250 biffetons de deux cents euros, soit l’acompte de 50 000 promis. Accord donné hier à vingt-trois heures, livraison express ce matin. La môme est heureuse, elle engloutit une chouquette en me dévorant des yeux.
— Sans rire, ces types sont des fumiers Estéban, mais point de vue business, ils payent rubis sur ongles. Dis, une fois les méchants hors d’état de nuire, il ira où ce pognon ?
— On en filera la moitié à une assoc’ qui gère des gamins qui ont subi ce genre d’atrocités, et tu pourras garder l’autre pour service rendu…
— Trop contente je suis, viens-là que je te remercie.
— Deux secondes ma belle, cela te rend si jouasse d’avoir touché une avance sur le blé ?
— Oui, tu crois que ça rapporte mes petites exhib’ sur Internet ? Une fois mes frais retirés, il me reste quasiment que dalle, alors vingt-cinq mille boules, pour moi c’est Noël !
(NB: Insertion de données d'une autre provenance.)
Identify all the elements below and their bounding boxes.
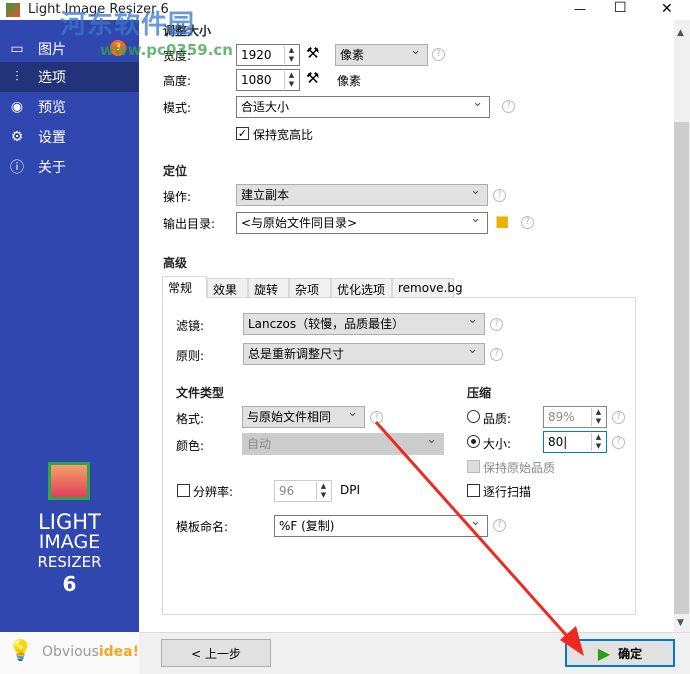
- annotation-arrow: [374, 421, 584, 656]
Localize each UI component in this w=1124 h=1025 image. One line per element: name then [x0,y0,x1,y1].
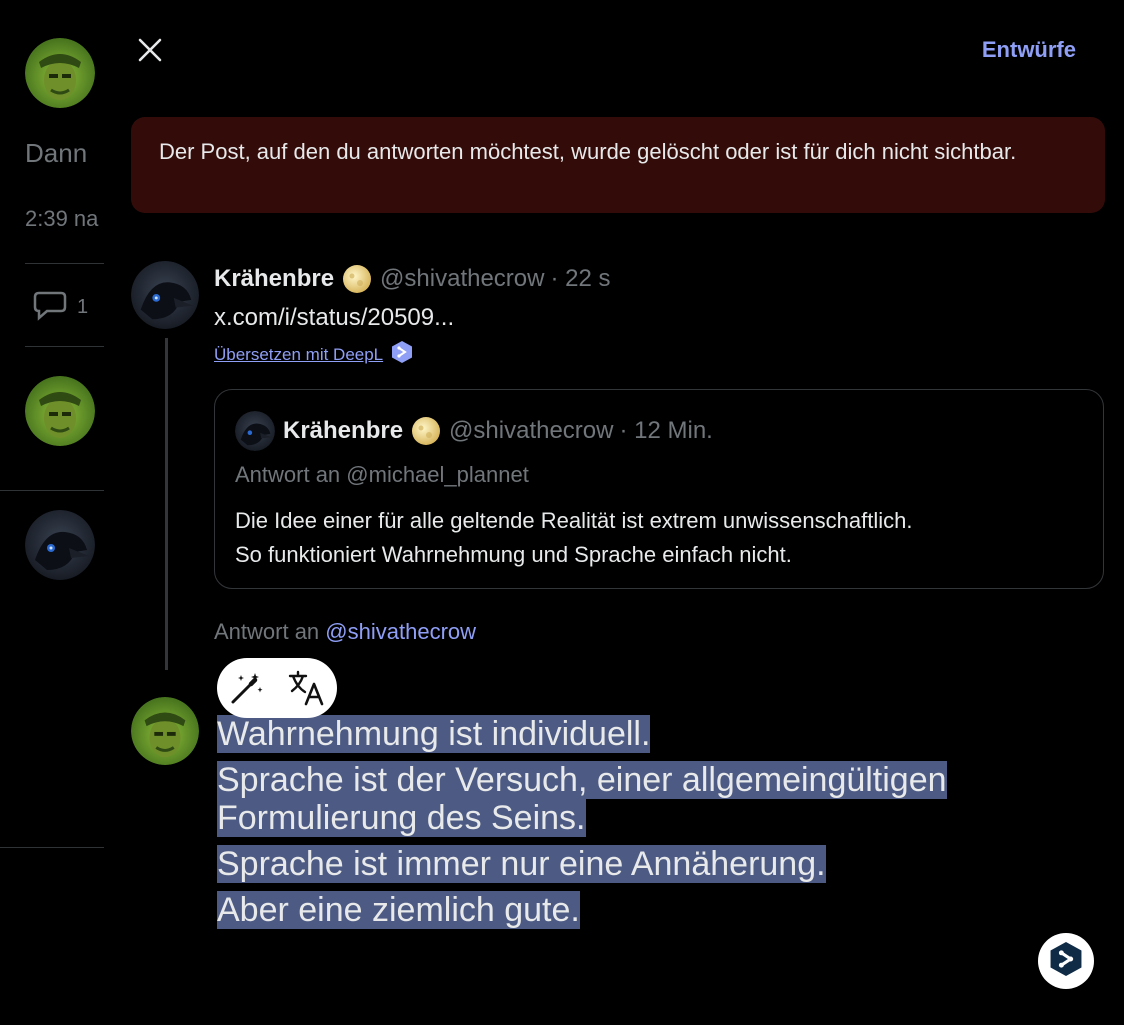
divider [0,847,104,848]
thread-line [165,338,168,670]
drafts-button[interactable]: Entwürfe [982,37,1076,63]
replying-to-prefix: Antwort an [214,619,320,644]
deepl-icon [383,340,413,369]
replying-to-mention[interactable]: @shivathecrow [325,619,476,644]
tweet-author-avatar[interactable] [131,261,199,329]
moon-badge-icon [342,264,372,294]
quoted-author-name: Krähenbre [283,417,404,444]
quoted-timestamp: · 12 Min. [619,417,713,444]
divider [25,263,104,264]
close-icon [138,38,162,67]
tweet-link[interactable]: x.com/i/status/20509... [214,304,454,332]
reply-count[interactable]: 1 [33,289,88,326]
quoted-author-avatar [235,411,275,451]
quoted-body-line: So funktioniert Wahrnehmung und Sprache … [235,542,792,567]
translate-label: Übersetzen mit DeepL [214,344,384,364]
compose-line: Wahrnehmung ist individuell. [217,715,651,753]
deepl-button[interactable] [1038,933,1094,989]
tweet-author-handle[interactable]: @shivathecrow [380,265,544,293]
avatar[interactable] [25,510,95,580]
reply-count-value: 1 [77,296,89,318]
deepl-icon [1049,940,1083,983]
background-name-fragment: Dann [25,138,88,168]
quoted-body-line: Die Idee einer für alle geltende Realitä… [235,508,913,533]
avatar[interactable] [25,38,95,108]
reply-bubble-icon [33,289,67,326]
replying-to: Antwort an @shivathecrow [214,619,476,645]
quoted-tweet-header: Krähenbre @shivathecrow · 12 Min. [283,416,713,446]
error-banner: Der Post, auf den du antworten möchtest,… [131,117,1105,213]
close-button[interactable] [132,34,168,70]
tweet-author-name[interactable]: Krähenbre [214,265,334,293]
translate-link[interactable]: Übersetzen mit DeepL [214,340,413,369]
translate-icon[interactable] [288,670,326,706]
avatar[interactable] [25,376,95,446]
magic-wand-icon[interactable] [229,670,265,706]
divider [25,346,104,347]
compose-line: Sprache ist immer nur eine Annäherung. [217,845,826,883]
moon-badge-icon [411,416,441,446]
reply-dialog: Entwürfe Der Post, auf den du antworten … [104,0,1124,1025]
compose-textarea[interactable]: Wahrnehmung ist individuell. Sprache ist… [217,711,947,933]
quoted-reply-context: Antwort an @michael_plannet [235,462,529,487]
tweet-timestamp[interactable]: · 22 s [550,265,610,293]
quoted-author-handle: @shivathecrow [449,417,614,444]
background-timeline: Dann 2:39 na 1 [0,0,104,1025]
divider [0,490,104,491]
compose-line: Aber eine ziemlich gute. [217,891,580,929]
quoted-tweet-card[interactable]: Krähenbre @shivathecrow · 12 Min. Antwor… [214,389,1104,589]
selection-toolbar [217,658,337,718]
tweet-header: Krähenbre @shivathecrow · 22 s [214,264,611,294]
background-time-fragment: 2:39 na [25,206,99,231]
quoted-tweet-body: Die Idee einer für alle geltende Realitä… [235,504,1085,572]
composer-avatar[interactable] [131,697,199,765]
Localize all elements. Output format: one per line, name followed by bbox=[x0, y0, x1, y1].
— Et pour moi, c’est le début des emmerdes taille XXL tu vois.
— Pourquoi ?
— C’est bien devant ta lourde que tu as ramassé ton pactole ?
— Merde… quelle conne, ils savent qui je suis et où j’habite !
Là ce n’est plus la même ambiance d’un coup, son visage se décompose, la bouche ouverte elle me regarde sans broncher.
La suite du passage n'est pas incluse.